MASHPEE — Collaboration between the Mashpee Wampanoag Tribe and Mashpee Public Schools promises to increase next year, as the two groups have outlined a number of steps aimed at further integrating Native American and Wampanoag education into the district’s curriculum.
The renewed partnership between the tribe and the Mashpee school committee began with a meeting Oct. 4 at tribal headquarters. The meeting was the first of its kind between the two entities with new business in mind.
“This was a regular School Committee meeting held at the Tribal Government Center with an agenda item of building a positive and productive partnership between the Mashpee Public Schools and the Mashpee Wampanoag Tribe,” Mashpee schools Superintendent Patricia M. DeBoer wrote in an email.
Since then, the tribe and the School Committee have been patching together a joint agenda that envisions everything from educational tours of the tribal government building to hiring “potentially qualified and licensed Native American candidates for teaching vacancies within the school system.”
Other goals include creating a systemwide Native American peer mentoring program, bringing back Native American history at Mashpee Middle-High School, expanding the Wampanoag language class, holding school assemblies that “inform and celebrate the Mashpee Wampanoag culture” and adding internship opportunities for students at the tribal government center.
“Another of the action steps developed was to meet quarterly to move our partnership forward,” DeBoer said. “We have had two of these quarterly meetings so far,” where “representatives from the Tribe meet with the leadership team of the Mashpee Public Schools.”
Tribal spokeswoman Trish Keli’inui, whose son attended a Mashpee school, said since the inaugural meeting in October the tribe has held two joint faculty and staff sessions at each school, led by Mashpee Wampanoag Tribal Council Vice Chairwoman Jesse “Little Doe” Baird. The tribe also recently hosted the Mashpee High School varsity girls and boys basketball teams at their gymnasium in the government building. Matt Triveri, the district’s athletic director, worked with the tribe to coordinate the games.

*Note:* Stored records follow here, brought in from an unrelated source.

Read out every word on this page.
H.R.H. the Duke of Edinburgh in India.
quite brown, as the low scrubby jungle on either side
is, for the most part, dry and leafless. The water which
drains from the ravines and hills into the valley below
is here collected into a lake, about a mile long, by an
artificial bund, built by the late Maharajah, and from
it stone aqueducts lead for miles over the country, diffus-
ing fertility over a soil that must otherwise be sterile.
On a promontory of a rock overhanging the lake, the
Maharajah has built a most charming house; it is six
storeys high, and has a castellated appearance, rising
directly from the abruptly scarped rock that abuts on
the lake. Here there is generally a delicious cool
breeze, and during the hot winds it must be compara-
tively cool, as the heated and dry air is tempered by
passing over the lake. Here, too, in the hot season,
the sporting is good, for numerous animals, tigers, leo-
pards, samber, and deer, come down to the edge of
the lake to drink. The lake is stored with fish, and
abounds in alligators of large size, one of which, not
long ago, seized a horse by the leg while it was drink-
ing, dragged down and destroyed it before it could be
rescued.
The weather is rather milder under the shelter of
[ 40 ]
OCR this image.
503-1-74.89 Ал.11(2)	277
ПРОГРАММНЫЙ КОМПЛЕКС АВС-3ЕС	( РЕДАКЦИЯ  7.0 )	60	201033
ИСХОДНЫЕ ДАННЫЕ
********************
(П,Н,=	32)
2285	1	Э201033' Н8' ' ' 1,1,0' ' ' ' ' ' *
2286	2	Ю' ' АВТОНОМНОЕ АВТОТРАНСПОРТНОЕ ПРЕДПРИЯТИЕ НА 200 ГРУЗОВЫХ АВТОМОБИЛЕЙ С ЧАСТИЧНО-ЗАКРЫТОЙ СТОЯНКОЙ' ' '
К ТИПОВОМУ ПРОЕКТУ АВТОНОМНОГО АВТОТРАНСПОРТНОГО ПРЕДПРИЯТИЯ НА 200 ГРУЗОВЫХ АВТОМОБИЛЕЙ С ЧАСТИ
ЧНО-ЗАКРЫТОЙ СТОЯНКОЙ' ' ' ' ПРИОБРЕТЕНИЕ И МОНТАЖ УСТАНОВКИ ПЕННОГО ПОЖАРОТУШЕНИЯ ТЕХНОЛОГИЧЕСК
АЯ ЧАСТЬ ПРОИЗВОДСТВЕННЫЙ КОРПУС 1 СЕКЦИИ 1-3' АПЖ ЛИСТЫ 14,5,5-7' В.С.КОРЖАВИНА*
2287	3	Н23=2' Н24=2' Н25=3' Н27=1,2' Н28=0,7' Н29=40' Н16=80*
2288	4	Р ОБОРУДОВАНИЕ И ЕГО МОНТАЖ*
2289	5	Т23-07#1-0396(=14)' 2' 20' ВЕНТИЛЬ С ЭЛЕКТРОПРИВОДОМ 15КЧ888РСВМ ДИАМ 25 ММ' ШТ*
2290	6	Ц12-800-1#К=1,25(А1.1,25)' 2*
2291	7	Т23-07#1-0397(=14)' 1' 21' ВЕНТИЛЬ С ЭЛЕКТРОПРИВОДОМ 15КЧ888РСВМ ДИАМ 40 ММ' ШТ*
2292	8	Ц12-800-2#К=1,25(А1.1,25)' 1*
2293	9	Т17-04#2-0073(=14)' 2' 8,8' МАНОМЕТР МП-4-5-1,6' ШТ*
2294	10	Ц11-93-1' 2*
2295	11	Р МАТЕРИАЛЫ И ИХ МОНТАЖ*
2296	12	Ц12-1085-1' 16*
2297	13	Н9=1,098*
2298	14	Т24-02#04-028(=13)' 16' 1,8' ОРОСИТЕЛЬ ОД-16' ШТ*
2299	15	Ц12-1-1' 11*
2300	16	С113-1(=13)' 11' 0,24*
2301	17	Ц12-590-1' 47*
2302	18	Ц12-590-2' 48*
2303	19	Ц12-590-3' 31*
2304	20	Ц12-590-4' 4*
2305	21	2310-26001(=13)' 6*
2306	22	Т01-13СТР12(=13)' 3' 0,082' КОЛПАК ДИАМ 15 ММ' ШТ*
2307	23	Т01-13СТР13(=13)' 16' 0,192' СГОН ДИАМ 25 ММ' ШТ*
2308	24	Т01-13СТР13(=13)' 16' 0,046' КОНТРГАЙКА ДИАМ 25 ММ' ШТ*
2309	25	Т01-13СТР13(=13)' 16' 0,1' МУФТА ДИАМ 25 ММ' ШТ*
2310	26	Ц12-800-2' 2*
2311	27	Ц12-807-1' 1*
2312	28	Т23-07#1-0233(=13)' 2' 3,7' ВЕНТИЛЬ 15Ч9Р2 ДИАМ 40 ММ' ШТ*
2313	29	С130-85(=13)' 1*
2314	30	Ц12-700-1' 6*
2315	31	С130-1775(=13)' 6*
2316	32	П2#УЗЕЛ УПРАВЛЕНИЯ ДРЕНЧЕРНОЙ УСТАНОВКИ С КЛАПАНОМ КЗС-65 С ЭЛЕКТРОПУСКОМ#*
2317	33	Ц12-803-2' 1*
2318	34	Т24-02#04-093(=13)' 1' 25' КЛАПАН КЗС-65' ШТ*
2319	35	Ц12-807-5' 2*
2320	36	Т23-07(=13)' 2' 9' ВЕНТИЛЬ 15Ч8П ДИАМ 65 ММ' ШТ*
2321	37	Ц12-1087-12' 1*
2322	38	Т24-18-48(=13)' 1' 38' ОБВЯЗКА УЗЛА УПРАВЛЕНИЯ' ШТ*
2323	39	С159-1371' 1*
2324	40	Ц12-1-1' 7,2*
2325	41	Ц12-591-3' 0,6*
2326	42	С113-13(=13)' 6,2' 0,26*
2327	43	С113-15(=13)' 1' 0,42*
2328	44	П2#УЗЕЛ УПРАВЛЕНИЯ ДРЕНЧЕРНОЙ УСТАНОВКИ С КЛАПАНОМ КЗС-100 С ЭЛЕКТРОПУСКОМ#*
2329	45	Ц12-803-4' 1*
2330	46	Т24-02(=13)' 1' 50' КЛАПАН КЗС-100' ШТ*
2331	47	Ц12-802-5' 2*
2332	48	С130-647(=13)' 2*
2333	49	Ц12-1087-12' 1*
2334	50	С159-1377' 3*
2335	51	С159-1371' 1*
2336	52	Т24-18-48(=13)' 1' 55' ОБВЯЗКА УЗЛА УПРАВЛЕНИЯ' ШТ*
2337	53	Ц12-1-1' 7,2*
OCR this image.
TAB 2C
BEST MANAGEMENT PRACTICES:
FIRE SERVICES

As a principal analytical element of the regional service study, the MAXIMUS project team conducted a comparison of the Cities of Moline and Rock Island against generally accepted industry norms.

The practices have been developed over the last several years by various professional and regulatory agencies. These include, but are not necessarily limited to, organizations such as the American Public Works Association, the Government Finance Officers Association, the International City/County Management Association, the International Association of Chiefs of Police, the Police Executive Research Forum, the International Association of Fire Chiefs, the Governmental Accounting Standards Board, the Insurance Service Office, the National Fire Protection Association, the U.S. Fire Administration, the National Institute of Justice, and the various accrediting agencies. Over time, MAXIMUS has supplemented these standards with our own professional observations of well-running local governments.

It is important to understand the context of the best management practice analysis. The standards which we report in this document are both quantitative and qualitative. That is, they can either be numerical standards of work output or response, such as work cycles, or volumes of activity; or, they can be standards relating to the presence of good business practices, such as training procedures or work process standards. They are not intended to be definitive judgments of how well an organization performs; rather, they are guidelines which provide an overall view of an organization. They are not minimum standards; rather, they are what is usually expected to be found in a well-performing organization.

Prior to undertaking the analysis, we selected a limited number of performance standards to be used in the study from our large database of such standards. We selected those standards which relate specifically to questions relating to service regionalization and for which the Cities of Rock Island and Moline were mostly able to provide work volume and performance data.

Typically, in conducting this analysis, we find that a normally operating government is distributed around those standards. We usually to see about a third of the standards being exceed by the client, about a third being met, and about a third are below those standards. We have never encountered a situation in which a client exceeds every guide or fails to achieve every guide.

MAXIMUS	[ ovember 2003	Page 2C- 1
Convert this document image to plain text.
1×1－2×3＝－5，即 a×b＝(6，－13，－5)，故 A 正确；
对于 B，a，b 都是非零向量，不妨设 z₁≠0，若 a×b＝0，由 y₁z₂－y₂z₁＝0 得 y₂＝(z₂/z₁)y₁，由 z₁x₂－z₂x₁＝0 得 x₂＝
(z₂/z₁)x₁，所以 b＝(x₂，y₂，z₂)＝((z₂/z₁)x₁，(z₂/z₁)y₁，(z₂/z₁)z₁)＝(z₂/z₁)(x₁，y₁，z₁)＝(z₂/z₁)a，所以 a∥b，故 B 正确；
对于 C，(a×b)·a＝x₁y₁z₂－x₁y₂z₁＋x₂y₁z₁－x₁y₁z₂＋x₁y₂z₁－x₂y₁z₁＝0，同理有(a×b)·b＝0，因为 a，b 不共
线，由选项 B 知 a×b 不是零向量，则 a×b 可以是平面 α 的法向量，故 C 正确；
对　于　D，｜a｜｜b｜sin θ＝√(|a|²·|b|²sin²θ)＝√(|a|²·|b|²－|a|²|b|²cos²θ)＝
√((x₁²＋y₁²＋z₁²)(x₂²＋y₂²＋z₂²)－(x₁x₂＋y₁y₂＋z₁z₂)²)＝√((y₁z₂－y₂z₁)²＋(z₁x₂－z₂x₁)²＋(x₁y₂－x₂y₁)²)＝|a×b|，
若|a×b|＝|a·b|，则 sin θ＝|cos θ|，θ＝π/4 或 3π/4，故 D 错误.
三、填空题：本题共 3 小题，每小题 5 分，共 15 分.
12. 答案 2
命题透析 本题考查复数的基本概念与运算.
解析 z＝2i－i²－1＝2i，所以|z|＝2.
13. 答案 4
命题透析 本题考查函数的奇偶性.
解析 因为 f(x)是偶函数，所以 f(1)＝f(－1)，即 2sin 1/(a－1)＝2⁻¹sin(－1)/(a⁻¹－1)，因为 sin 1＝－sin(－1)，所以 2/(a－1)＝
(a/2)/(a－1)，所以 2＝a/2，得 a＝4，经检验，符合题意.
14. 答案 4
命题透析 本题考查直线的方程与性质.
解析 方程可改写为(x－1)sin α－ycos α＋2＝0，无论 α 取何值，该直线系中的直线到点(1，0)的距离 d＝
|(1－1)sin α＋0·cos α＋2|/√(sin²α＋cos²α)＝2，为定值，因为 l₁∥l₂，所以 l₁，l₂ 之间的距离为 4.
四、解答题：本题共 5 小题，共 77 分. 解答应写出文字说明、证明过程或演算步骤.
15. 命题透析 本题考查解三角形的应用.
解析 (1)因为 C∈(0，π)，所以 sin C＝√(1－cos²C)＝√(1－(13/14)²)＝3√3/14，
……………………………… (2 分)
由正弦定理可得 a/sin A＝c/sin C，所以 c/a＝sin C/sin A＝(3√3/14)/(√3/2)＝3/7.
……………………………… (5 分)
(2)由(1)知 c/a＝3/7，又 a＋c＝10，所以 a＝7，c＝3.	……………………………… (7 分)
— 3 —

“We are very encouraged by the partnership between the tribe and Mashpee Public Schools,” Keli’inui said. “We look forward to building on these tribe and school district initiatives in 2018.”
This year was also the first in a century and a half that children in the Mashpee Public School system could study the Wampanoag language — called Wôpanâak — for credit, according to Baird, who spearheaded the reclamation of the ancient language. Mashpee schools hope to build on the program’s success, DeBoer said.